The dairy would expand again, in 2013, with another freestall barn. The farm would go through droughts, floods, and a barn fire, thankfully not all in one year. Sadly, you would lose your mother, father, brother, and your childhood farm all before you hit 40. However, your husband would not waiver, steadfast by your side and faithful with his purpose. Both the farm and your family would continue to thrive because of hard work and sure dedication. This would fuel you with hope that you would cling to for years to come.

Eventually you would build your dream house on the family dairy farm. And today, your babies are now old enough to drive tractors and haul wagons and so much more. They are mimicking the life you once had, and you are reminded that indeed some of life's best lessons happen in dairy barns, cornfields, and around the kitchen table of the place you call home.
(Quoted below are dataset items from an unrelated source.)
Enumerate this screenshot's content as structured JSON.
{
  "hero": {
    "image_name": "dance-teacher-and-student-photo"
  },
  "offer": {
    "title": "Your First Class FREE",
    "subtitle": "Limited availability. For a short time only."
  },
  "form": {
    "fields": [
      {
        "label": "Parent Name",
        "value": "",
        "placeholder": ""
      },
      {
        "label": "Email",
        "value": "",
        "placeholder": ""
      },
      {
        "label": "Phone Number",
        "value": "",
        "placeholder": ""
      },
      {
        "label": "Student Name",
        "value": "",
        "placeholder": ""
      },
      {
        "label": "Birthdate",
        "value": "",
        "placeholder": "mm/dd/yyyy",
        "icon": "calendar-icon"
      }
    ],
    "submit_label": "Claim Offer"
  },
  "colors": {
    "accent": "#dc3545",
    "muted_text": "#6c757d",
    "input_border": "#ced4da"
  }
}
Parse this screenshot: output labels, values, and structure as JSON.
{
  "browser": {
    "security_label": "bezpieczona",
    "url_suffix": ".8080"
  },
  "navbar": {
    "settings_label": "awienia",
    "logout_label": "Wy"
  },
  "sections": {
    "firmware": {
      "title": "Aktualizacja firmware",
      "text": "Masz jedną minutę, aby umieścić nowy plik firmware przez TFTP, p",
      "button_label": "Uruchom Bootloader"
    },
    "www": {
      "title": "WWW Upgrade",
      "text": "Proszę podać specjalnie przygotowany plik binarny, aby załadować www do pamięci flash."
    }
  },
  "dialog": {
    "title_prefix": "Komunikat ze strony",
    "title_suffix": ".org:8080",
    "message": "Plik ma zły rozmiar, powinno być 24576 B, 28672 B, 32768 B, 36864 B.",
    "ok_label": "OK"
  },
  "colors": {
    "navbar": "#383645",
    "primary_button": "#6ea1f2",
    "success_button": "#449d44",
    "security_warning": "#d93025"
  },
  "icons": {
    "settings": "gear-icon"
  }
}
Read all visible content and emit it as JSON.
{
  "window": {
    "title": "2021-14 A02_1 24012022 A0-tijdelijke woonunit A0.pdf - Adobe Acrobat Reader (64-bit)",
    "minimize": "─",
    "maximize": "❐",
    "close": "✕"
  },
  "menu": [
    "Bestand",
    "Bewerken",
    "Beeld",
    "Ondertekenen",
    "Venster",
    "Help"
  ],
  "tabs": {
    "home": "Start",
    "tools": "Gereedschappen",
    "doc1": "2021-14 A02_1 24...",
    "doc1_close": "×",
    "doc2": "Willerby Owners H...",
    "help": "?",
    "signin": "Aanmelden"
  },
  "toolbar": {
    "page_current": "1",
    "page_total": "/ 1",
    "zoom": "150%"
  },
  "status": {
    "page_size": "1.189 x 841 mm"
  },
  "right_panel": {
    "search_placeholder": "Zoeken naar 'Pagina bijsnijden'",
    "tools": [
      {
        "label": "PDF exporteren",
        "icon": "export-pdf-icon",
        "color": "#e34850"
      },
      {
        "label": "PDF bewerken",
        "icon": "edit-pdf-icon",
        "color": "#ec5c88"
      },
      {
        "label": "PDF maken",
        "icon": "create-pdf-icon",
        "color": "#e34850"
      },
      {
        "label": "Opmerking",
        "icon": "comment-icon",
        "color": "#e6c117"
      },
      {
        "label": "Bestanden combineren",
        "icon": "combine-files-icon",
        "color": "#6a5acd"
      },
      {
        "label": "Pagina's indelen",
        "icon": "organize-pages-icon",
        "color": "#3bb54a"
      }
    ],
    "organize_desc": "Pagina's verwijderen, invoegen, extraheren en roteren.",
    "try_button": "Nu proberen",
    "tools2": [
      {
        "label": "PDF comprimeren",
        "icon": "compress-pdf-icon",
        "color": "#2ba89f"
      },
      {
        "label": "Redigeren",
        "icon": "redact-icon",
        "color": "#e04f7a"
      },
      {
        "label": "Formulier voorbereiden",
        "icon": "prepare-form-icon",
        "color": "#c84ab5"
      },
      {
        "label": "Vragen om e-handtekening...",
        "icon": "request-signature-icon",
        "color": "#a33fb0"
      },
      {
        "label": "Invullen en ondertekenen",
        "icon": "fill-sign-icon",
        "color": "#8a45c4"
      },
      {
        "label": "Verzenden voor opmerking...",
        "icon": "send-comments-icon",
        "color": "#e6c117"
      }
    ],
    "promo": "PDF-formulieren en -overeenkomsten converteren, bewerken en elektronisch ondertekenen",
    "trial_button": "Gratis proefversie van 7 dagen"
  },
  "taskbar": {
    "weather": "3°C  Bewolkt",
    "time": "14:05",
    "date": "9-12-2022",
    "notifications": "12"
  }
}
You were so in tune with your future at a young age, K. You knew your life had bigger opportunities somewhere else. It just happened to be on a dairy farm in East Moline, Ill. All you had to do was keep your eyes open and move east.

When life is heavy, K, do me one favor. Think of all that you have overcome and realize you are one strong girl!

Yours truly,


Karen Bohnert

Karen Bohnert is a second-generation dairy farmer, born and raised on her family dairy in Oregon and moved east after graduating from Oregon State University. Karen and her husband work in partnership with family, and they along with their three children live and work on the family's 500 Jersey cow dairy in East Moline, Ill. Karen's pride and love for dairy could fill a barn, and she actively promotes dairy anyway she can.